Former assassins whose sole purpose is now to mourn those who die alone, the Thijarians are an alien presence whose service to the episode is thematic in the end. As with Rosa, we are shown the most frightening monster to be ordinary people who have ‘lost their minds’. Manish (Hamza Jeetooa) embodies this, a radicalised young man, whose blinkered view in the end helps claim his brother Prem’s (Shane Zaza) life. Two deeply compelling performances in a fantastic cast.
Through them, we feel the individual stakes amidst an enormous conflict, and personal unrest is threaded through the whole episode, developing our central characters further. As with Arachnids in the UK, we come to know Yaz better through seeing her within her family. Her relationship with her grandmother has shown us much more of who she is than the odd reference to her job as a police officer has. Confronted with the possibility of dishonesty on Umbreen’s (Amita Suman) part when seeing her youth first-hand, we see her face doubts about herself and her own standing in the world. It’s a fantastic challenge for the character, and a further engaging strand of the story.

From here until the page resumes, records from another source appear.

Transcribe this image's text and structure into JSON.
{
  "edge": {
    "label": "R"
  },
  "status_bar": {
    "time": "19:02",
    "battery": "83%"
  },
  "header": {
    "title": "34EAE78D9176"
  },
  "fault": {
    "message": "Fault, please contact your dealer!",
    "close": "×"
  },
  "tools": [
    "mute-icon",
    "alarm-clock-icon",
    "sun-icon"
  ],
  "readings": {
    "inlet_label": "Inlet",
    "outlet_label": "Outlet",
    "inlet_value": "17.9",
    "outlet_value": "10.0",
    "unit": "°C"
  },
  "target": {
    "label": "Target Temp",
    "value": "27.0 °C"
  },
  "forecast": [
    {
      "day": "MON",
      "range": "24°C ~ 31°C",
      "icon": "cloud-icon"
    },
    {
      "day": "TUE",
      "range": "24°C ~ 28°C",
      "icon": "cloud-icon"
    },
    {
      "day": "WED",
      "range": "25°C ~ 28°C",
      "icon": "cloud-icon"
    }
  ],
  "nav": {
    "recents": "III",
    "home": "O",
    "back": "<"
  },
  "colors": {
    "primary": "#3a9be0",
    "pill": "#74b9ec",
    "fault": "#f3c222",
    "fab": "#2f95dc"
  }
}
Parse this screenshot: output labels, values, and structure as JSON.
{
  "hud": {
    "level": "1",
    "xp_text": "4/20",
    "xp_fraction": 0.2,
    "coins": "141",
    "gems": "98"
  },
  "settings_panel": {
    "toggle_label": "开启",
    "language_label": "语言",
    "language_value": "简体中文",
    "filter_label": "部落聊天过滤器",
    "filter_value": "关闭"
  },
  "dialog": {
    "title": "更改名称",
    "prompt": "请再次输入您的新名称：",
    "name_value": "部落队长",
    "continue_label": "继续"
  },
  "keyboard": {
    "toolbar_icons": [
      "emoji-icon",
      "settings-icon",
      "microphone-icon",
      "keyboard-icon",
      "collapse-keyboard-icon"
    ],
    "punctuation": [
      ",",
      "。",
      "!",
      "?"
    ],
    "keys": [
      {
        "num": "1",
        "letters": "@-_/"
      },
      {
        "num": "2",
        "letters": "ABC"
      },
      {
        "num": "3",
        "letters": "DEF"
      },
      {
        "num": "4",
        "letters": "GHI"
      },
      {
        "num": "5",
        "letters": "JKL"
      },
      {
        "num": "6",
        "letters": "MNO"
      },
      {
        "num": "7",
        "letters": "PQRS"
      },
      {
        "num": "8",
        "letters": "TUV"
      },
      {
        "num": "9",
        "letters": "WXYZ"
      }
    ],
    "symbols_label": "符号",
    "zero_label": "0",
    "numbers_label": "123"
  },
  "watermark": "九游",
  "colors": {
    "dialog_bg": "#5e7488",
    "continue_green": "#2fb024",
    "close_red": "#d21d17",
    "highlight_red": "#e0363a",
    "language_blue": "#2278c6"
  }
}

There are pieces of wonderful writing also when it comes to Umbreen herself, as we see her in old age (Leena Dhingra) echoing her younger self’s dislike of her mother’s hand pattern design before her wedding. A fantastic little moment of character building. It also simultaneously counters and draws attention to the sense that she should recognise her adult granddaughter from one of the most important memories of her life. But honestly, when everything surrounding such niggles is so rich, it feels churlish to complain. Crucially, all the people in this episode feel like people. Vinay Patel is a very welcome addition to the writing team.
One issue that recurs here and elsewhere, though, is with the Doctor’s characterisation. Not necessarily a criticism, more a concern. Jodie Whittaker continues to impress, levity and gravitas coming in equal measure as her characterisation unfolds. It feels increasingly often this series that the Doctor makes a mistake and apologises – a refreshing change from the tiresome grandiosity of the previous ten years or so.
But the frequency of these moments, coupled with the, again welcome, more passive approach to historical adventures like this one, could begin to feed a perception of this Doctor as more a passenger, less a leader. As I say, refreshing for now, but if it persists without clearer moments of leadership along the way, is that the best look for the character?
That ongoing thought aside, this struck me on second viewing today as the strongest episode in the series so far. A moving, intelligent script with gripping performances and an awareness of history and context that reaches out to the viewer as much as it draws them in. And, once more, a special mention is warranted for Segun Akinola’s superb score. Music that engages without ever becoming pushy is a very welcome development this year.
I was also struck by the end credits, the usual theme tune rearranged to reflect this week’s delving into Asian history. As with Rosa’s use of Rise Up over the end credits, it reflects an overall creative approach that refuses to be reverent to the Doctor Who that has come before (only one episode before this year had gone without the traditional theme tune in over fifty years). Once again, as it always should be, Doctor Who is not being given special treatment for being Doctor Who, but is being treated by its makers with a sense of creativity that should go without saying for any drama. Thank goodness for that.